The Shardlight beta offers puzzles and area designs that are undeniable Wadjet Eye fare, but not so much as to feel predictable for those already familiar with their games. I began my adventure in a sewer, where I had been sent to repair a nuclear reactor, in a puzzle that required me to find tools in the area and find the numerical code the machine needed.Wadjet Eye puzzle designs have always been in large part about utilization of resources, and never does this credo feel more at home than in a nuclear wasteland with few tools to offer. At one point I was given two tasks, each of which opened up a new area of the city to me. However, the completion of my tasks were not so simple that they were confined to those two areas. Either one of the missions might require assets from both new areas, or from previously-visited places around the city. Multiple other missions required me to go back to the same character for information on completely different topics. Shardlight‘s city appears to be planned out with backtracking in mind; you never know what seemingly-useless item may suddenly become vital. Such is life in the wasteland.
Shardlight‘s wasteland has a unique setting, but not an unfamiliar one. Within the first hour of the game, I found myself thinking that the way Shardlight‘s city operates is almost like a slice of the world of something like Skyrim or The Witcher, with a stark divide between the peasant and aristocratic classes. Authority in the city is held by an Oligarchical group of ministries that all have a sort of French renaissance motif going on. Every encounter with one of their members is eerie and unsettling, and every area of the game associated with them feels like almost part of a different world, highlighting just how stark the class contrast in Shardlight‘s world truly is.

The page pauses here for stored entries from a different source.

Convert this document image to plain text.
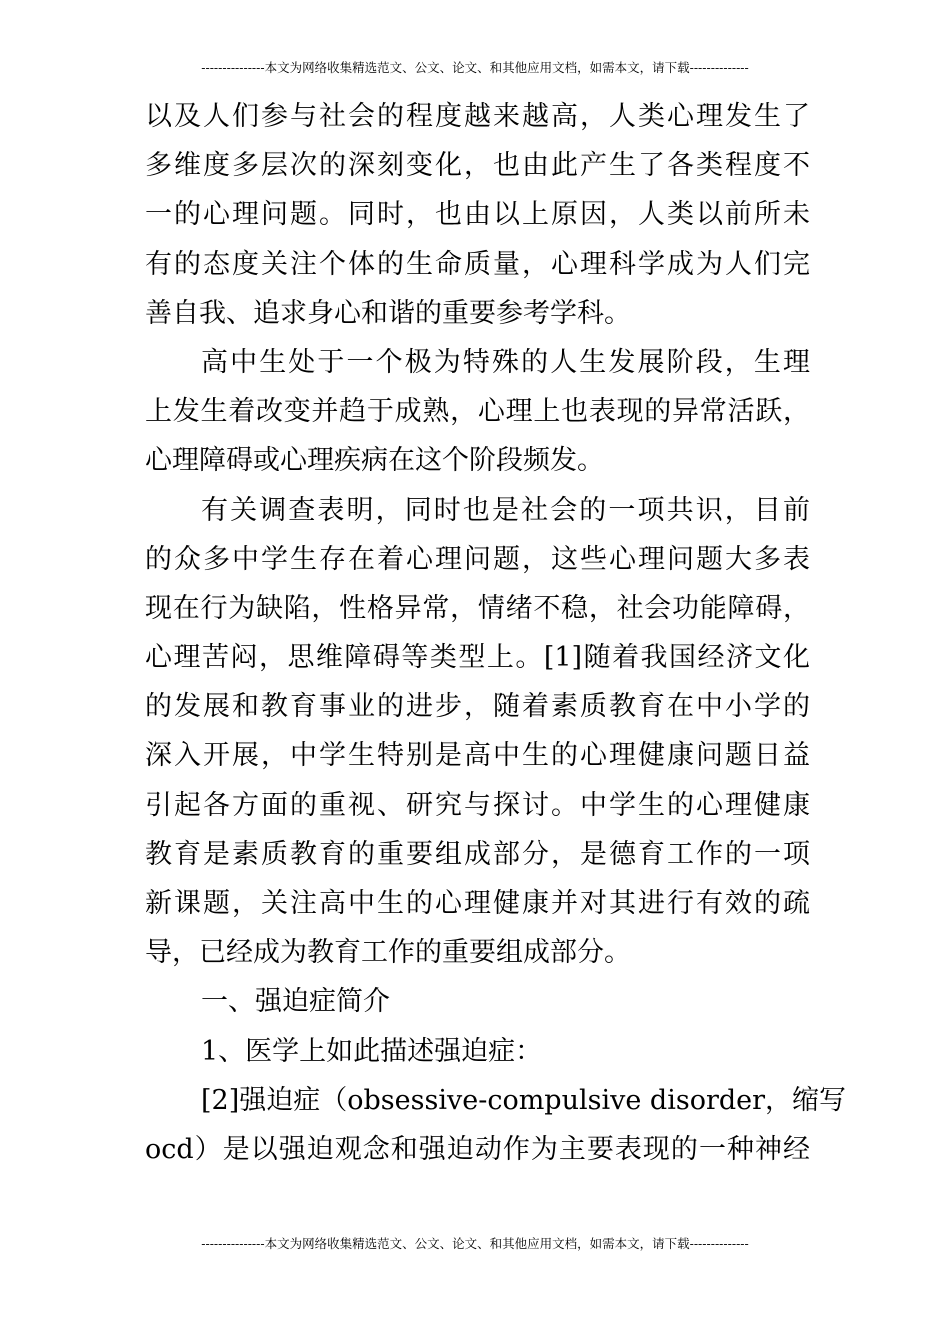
---------------本文为网络收集精选范文、公文、论文、和其他应用文档，如需本文，请下载--------------
以及人们参与社会的程度越来越高，人类心理发生了
多维度多层次的深刻变化，也由此产生了各类程度不
一的心理问题。同时，也由以上原因，人类以前所未
有的态度关注个体的生命质量，心理科学成为人们完
善自我、追求身心和谐的重要参考学科。
高中生处于一个极为特殊的人生发展阶段，生理
上发生着改变并趋于成熟，心理上也表现的异常活跃，
心理障碍或心理疾病在这个阶段频发。
有关调查表明，同时也是社会的一项共识，目前
的众多中学生存在着心理问题，这些心理问题大多表
现在行为缺陷，性格异常，情绪不稳，社会功能障碍，
心理苦闷，思维障碍等类型上。[1]随着我国经济文化
的发展和教育事业的进步，随着素质教育在中小学的
深入开展，中学生特别是高中生的心理健康问题日益
引起各方面的重视、研究与探讨。中学生的心理健康
教育是素质教育的重要组成部分，是德育工作的一项
新课题，关注高中生的心理健康并对其进行有效的疏
导，已经成为教育工作的重要组成部分。
一、强迫症简介
1、医学上如此描述强迫症：
[2]强迫症（obsessive-compulsive disorder，缩写
ocd）是以强迫观念和强迫动作为主要表现的一种神经
---------------本文为网络收集精选范文、公文、论文、和其他应用文档，如需本文，请下载--------------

In my time in this world, I met a few of the more unusual and high-class characters of Shardlight, but I also met marketplace vendors, local children, and friends of my main character. In those hours, I found myself learning a lot about not just Amy, but the kind of social universe she lives in. Shardlight has a nice handful of characters who waste no time in being endearing, and I found myself wanting to know more about each. The world feels lived in. Its not just a place where life used to be, but where it still persists.
The one worrying part of the first third of Shardlight comes in its final set of missions. I was given a task that would take several steps, and involved contact with multiple characters across multiple locations. The laundry list of details for this task was somewhat complicated, and so after I had gotten a little bit of the way in, I found myself stuck for a while, only to find that there was no way to have the information of what to do repeated to me. This comes right at the point where Amy’s involvement in the story begins to really pick up, so it was disappointing that I was put at a standstill for a while.
Overall, Shardlight is constructing a pleasant emerald city. It’s world is an authentic dystopia without feeling hopeless, avoiding the traps of the genre by making Amy herself endearing and relatable. The puzzle design is competent, and the scale of some puzzles is showing ambition. Whether that ambition becomes too much for the game to carry through its full length remains to be seen, but so far, Shardlight is looking just as promising as most of Wadjet Eye’s other recent works.